Ähnlich lief es an der Freien Evangelischen Bekenntnisschule (FEB). "Damit auch unsere Schülerinnen und Schüler beteiligt werden, haben wir die Anschaffung vorfinanziert und konnten so Anfang März 2021 bereits die iPads schulintern verteilen und nutzen", sagt Vorständin Hanna Trayser. 700.000 Euro mussten also  zwischenfinanziert werden, bis im Mai die Zuwendungen der Schulbehörde eingingen. Im selben Monat erhielt auch das Ökumenische Gymnasium in Oberneuland die öffentlichen Mittel.

"Der Antrag wurde am 26. Januar gestellt. Der Bescheid wurde am 18. März erteilt. Wir haben die Mittel für die iPads am 2. April abgerufen. Die Auszahlung haben wir erst nach mehrmaligem Nachfragen am 18. Mai erhalten", schildert auch Udo Jendroschek, Vorstand des Nebelthau-Gymnasiums in Lesum. Hier trat man nicht in Vorleistung, die iPads befänden sich jetzt "in der Vorbereitung zur Ausgabe". "Bei jedem unserer Anträge gab es Schwierigkeiten", klagt Jendroschek: "Verzögerungen in der Bearbeitung durch nicht auffindbare Anträge oder fehlerhafte Aussagen zum Auszahlungsdatum."

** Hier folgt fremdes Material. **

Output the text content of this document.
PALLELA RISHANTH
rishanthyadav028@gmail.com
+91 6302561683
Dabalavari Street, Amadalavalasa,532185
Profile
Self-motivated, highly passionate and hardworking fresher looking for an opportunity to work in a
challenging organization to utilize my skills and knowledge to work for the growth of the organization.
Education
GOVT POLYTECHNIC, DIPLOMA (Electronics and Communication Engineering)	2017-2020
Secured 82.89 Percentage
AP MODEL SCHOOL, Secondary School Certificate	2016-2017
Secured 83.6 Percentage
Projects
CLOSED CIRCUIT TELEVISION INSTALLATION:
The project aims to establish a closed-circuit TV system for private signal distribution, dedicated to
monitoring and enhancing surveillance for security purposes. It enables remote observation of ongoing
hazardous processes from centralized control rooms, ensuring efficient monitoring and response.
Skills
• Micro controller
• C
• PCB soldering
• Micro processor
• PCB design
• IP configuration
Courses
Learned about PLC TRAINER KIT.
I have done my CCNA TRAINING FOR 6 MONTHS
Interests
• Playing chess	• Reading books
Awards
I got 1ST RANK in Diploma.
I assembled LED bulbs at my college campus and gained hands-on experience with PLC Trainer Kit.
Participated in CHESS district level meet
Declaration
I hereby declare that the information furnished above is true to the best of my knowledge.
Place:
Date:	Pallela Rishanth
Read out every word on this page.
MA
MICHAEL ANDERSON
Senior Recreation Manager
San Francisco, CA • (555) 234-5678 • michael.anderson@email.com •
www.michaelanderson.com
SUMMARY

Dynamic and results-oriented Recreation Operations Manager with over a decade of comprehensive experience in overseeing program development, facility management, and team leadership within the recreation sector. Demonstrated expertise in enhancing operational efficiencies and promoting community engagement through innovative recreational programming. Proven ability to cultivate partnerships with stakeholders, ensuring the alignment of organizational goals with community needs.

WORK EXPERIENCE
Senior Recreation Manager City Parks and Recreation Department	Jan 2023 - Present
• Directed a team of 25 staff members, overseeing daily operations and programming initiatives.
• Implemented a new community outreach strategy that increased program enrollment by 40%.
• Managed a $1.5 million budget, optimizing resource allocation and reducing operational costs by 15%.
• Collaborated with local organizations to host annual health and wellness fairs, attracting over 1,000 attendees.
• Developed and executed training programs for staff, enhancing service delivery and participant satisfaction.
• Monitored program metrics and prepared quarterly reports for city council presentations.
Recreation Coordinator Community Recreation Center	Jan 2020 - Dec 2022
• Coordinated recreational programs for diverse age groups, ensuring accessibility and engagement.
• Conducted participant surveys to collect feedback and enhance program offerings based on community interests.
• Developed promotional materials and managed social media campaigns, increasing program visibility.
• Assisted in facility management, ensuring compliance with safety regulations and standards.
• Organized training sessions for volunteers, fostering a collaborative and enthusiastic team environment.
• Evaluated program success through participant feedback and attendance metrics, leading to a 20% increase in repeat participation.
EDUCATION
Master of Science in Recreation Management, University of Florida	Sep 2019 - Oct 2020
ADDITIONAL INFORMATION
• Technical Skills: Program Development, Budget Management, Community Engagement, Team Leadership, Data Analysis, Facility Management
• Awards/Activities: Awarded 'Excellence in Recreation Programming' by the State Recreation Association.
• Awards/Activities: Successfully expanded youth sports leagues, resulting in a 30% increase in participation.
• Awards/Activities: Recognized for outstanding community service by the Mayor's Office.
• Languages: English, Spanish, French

Geschmeidiger lief es offenbar bei der Waldorfschule in der Touler Straße, wo man statt auf iPads vor allem auf Chromebooks setzt, also Notebooks mit dem Betriebssystem Chrome OS von Google. Nach einem Zuwendungsbescheid im Februar habe man zügig erste Chromebooks erworben und eingerichtet, berichtet Geschäftsführer Martin Karsten. Zunächst wollte man jene Schüler versorgen, die nicht über ein Endgerät verfügten. Die restlichen Chromebooks wurden vor den Sommerferien beschafft und werden nun bis zu den Herbstferien ausgeteilt. "Auf die erste Mittelanforderung haben wir zügig Geld erhalten, die zweite Mittelanforderung stellen wir in Kürze", sagt Karsten.

Trotz der Zuwendungen bleibt eine Benachteiligung: Während man für die Lehrerschaft an öffentlichen Schulen nicht nur technische Unterstützung sichergestellt, sondern auch tausende iPads angeschafft hat, gibt es dafür bei den freien Schulen noch keine Förderrichtlinie. "Es macht wenig Sinn, Schüler mit Tablets auszustatten, wenn die Lehrer keine erhalten", kritisiert Schulleiter Dönch. "Deshalb sind wir auch hier in Vorleistung getreten und haben iPads für Lehrer angeschafft." Kleinere Lehranstalten wie das Nebelthau-Gymnasium oder die Waldorfschule sehen sich dazu jedoch nicht in der Lage. Das wird bedauert, denn wie bei den öffentlichen will man auch bei den freien Schulen die iPad-Nutzung fest in den Präsenzunterricht integrieren.

Zur Sache

Ein 55-Millionen-Paket

In zwei Schritten hat das Land Bremen im vorigen Jahr fast 100.000 Tablet-PC der Marke Apple beschafft, um an allen öffentlichen Schulen sämtliche Schüler und Lehrkräfte damit auszustatten. Für 16,7 Millionen Euro wurden in einer ersten Tranche etwa 30.000 iPads für Kinder aus ärmeren Haushalten besorgt. Für Lehrer und Referendare wurden kurzfristig weitere 7680 Tablets gekauft. Für die zweite Tranche von rund 60.000 Geräten veranschlagte der Senat weitere 35 Millionen Euro. Das Geld fließt aus dem Bremen-Fonds, einem kreditfinanzierten 1,2 Milliarden Euro schweren Finanztopf zur Linderung der Corona-Folgen. Aus dieser Quelle und dem Sofortausstattungsprogramm des Bundes (Digitalpakt Schule) hatte die Bildungsbehörde im Januar auch den Schulen in freier Trägerschaft Unterstützung zugesagt, um "mobile Endgeräte für das Lernen auf Distanz" zu beschaffen. Das wären weitere rund 3,7 Millionen Euro – ohne Tablets für die Lehrer.